For others, doing without gnaws closer to the bone.
I hear the scritch-scratch of a rake before I see the actual marks themselves in the bare, dirt yard.
Around the side of the gray clapboard duplex on Hamorton Place near The Plaza and Central, I spot the man with the rake – a too-lean Robert Freeman, 59, a red-billed cap perched sideways on his head.
In his backyard I notice two hulking cars – a 1987 Grand Marquis and a 1989 Lincoln, both, says Freeman, on dead empty.
In my too-snap judgment, I think: Better to be out here raking in the fresh air than driving around in one of those big, old guzzlers.
I am so wrong.
The Robert Freemans of the world need their cars for reasons some of us have never considered.
For one thing, on Sundays, Freeman hauls a load of friends up to Morganton or down to Rock Hill or Kershaw in South Carolina to visit relatives who are incarcerated there.
For another, he drives several people to work each day and picks them up afterward. Without gas, he says, his friends either catch the bus or don't go to work at all.
Also, Freeman tells me he now walks to the Harris Teeter on Central, a quarter of a mile or so, for groceries.
So what's wrong with that?
It's a lot more expensive there than at the Food Lion on Eastway, he says, or on The Plaza or on North Wendover. Those distances, for Freeman, are not walkable.
He tells me he has an infection in one leg, in addition to hernia troubles. His disability payments amount to less than $1,400 a month – $485 from SSI and $900 from the VA.
To supplement, he mows lawns. When he has gas.
On the other hand, I stop Colton Southworth, 22, a dance student at UNC Charlotte, as he's about to breeze into Zada Jane's on Central with his friend Charlotte Jenkins.
His tank is full, thanks to a tip from his parents on Saturday that there was gas at a Shell station in Derita, off Graham Street, near I-85.

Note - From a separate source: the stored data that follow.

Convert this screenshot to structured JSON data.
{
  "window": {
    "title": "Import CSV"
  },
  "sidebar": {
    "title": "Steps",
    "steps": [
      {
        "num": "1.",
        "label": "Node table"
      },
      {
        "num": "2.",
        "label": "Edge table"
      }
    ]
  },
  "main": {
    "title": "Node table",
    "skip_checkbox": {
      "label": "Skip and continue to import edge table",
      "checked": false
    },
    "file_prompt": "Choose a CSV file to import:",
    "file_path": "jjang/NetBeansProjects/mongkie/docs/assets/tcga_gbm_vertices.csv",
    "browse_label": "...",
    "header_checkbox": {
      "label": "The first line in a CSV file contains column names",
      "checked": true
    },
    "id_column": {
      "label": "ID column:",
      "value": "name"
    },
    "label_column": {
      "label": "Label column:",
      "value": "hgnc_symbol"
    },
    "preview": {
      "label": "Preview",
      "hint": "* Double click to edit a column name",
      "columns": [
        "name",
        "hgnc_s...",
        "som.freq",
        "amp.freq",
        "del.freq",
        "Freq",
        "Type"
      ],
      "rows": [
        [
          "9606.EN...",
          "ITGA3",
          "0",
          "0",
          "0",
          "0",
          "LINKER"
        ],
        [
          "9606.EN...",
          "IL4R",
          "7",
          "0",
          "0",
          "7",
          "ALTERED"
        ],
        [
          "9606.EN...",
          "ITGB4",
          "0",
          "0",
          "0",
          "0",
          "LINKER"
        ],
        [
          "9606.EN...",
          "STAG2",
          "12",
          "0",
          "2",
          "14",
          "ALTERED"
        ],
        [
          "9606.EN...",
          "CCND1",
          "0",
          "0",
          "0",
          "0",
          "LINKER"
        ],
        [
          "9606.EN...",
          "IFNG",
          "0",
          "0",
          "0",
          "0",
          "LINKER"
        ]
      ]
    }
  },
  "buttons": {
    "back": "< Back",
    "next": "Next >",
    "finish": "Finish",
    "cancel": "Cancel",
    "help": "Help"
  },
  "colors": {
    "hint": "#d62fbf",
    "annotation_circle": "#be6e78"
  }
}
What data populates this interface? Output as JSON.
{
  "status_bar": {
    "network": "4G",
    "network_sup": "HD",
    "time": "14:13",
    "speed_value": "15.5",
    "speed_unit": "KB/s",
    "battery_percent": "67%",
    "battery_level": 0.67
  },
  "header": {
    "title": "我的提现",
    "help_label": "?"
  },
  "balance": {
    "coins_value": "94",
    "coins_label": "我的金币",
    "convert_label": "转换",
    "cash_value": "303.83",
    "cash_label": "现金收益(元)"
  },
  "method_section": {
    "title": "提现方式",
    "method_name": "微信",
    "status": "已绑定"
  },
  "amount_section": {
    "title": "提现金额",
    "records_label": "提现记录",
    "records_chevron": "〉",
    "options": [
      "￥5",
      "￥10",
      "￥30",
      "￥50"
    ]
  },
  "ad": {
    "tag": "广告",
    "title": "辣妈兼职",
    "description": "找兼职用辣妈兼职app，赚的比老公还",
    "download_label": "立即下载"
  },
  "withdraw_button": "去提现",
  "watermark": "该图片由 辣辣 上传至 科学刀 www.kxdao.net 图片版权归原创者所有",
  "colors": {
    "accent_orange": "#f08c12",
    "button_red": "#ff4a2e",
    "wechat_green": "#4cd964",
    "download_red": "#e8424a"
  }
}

But he's not using his car. He walked here. In fact, he says, on Sunday he ran-walked with his dog the six miles from his house off Downs Avenue near 35th Street, to Caribou Coffee on East Boulevard.

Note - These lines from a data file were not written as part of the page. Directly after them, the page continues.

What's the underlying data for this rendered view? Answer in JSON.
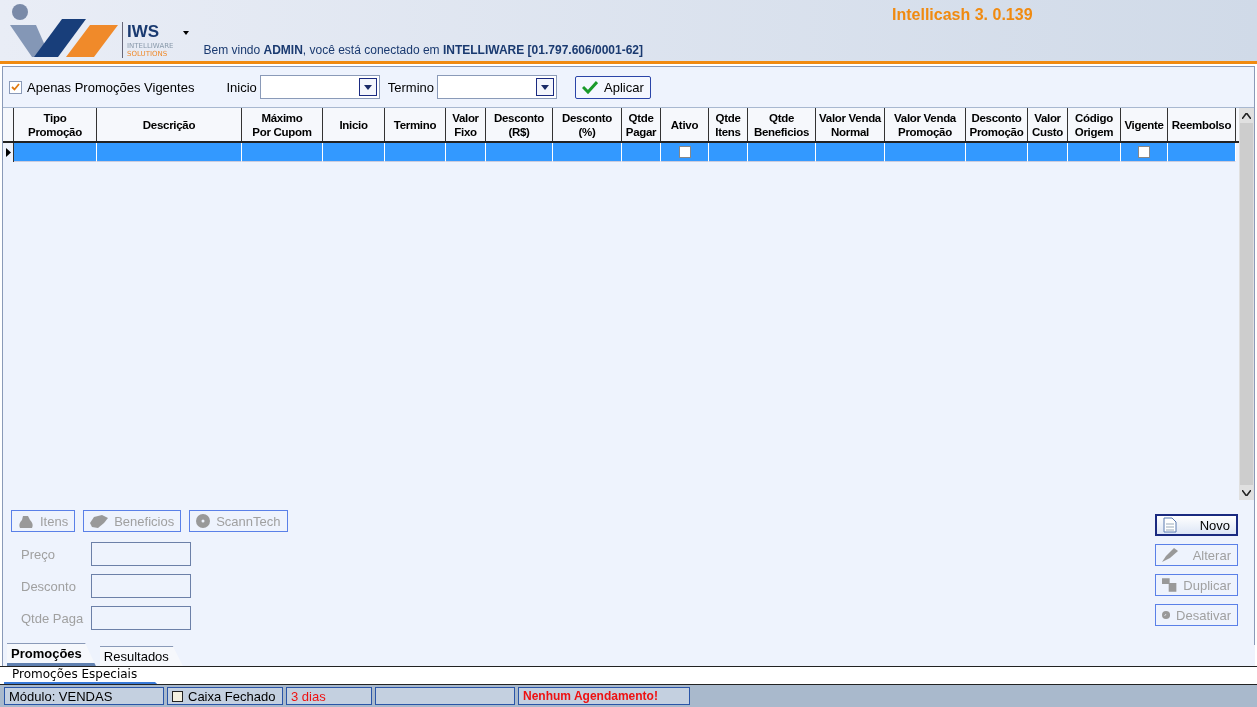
{
  "header": {
    "brand": "IWS",
    "brand_sub_1": "INTELLIWARE",
    "brand_sub_2": "SOLUTIONS",
    "app_version": "Intellicash 3. 0.139",
    "welcome": "Bem vindo **ADMIN**, você está conectado em **INTELLIWARE [01.797.606/0001-62]**"
  },
  "filter": {
    "only_current": {
      "label": "Apenas Promoções Vigentes",
      "checked": true
    },
    "start_label": "Inicio",
    "end_label": "Termino",
    "apply": "Aplicar"
  },
  "table": {
    "columns": [
      {
        "label": "Tipo\nPromoção",
        "kind": "text"
      },
      {
        "label": "Descrição",
        "kind": "text"
      },
      {
        "label": "Máximo\nPor Cupom",
        "kind": "text"
      },
      {
        "label": "Inicio",
        "kind": "text"
      },
      {
        "label": "Termino",
        "kind": "text"
      },
      {
        "label": "Valor\nFixo",
        "kind": "text"
      },
      {
        "label": "Desconto\n(R$)",
        "kind": "text"
      },
      {
        "label": "Desconto\n(%)",
        "kind": "text"
      },
      {
        "label": "Qtde\nPagar",
        "kind": "text"
      },
      {
        "label": "Ativo",
        "kind": "check"
      },
      {
        "label": "Qtde\nItens",
        "kind": "text"
      },
      {
        "label": "Qtde\nBeneficios",
        "kind": "text"
      },
      {
        "label": "Valor Venda\nNormal",
        "kind": "text"
      },
      {
        "label": "Valor Venda\nPromoção",
        "kind": "text"
      },
      {
        "label": "Desconto\nPromoção",
        "kind": "text"
      },
      {
        "label": "Valor\nCusto",
        "kind": "text"
      },
      {
        "label": "Código\nOrigem",
        "kind": "text"
      },
      {
        "label": "Vigente",
        "kind": "check"
      },
      {
        "label": "Reembolso",
        "kind": "text"
      }
    ],
    "rows": [
      {
        "selected": true,
        "checks": [
          false,
          false
        ]
      }
    ]
  },
  "detail_buttons": [
    {
      "label": "Itens",
      "kind": "items",
      "disabled": true
    },
    {
      "label": "Beneficios",
      "kind": "benefits",
      "disabled": true
    },
    {
      "label": "ScannTech",
      "kind": "scanntech",
      "disabled": true
    }
  ],
  "detail_fields": [
    {
      "label": "Preço",
      "disabled": true
    },
    {
      "label": "Desconto",
      "disabled": true
    },
    {
      "label": "Qtde Paga",
      "disabled": true
    }
  ],
  "action_buttons": [
    {
      "label": "Novo",
      "kind": "new",
      "disabled": false
    },
    {
      "label": "Alterar",
      "kind": "edit",
      "disabled": true
    },
    {
      "label": "Duplicar",
      "kind": "duplicate",
      "disabled": true
    },
    {
      "label": "Desativar",
      "kind": "deactivate",
      "disabled": true
    }
  ],
  "tabs": [
    {
      "label": "Promoções",
      "selected": true
    },
    {
      "label": "Resultados",
      "selected": false
    }
  ],
  "module_tabs": [
    {
      "label": "Promoções Especiais",
      "selected": true
    }
  ],
  "status_bar": [
    {
      "kind": "text",
      "text": "Módulo: VENDAS"
    },
    {
      "kind": "check",
      "text": "Caixa Fechado",
      "checked": false
    },
    {
      "kind": "alert",
      "text": "3 dias"
    },
    {
      "kind": "empty"
    },
    {
      "kind": "alert-bold",
      "text": "Nenhum Agendamento!"
    }
  ]
}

“It was a great workout,” he says, beaming, “and I didn't feel like contributing to the chaos.”
You gotta love people like Colton Southworth – young, healthy, energetic, educated, optimistic.
Some people can, thank goodness, make a kind of game of shortages – gas, money, sunshine, rain. Even, occasionally, food.
Others, like the Robert Freemans, find it more difficult. They've waited in too many lines for too many years for not nearly enough to run on.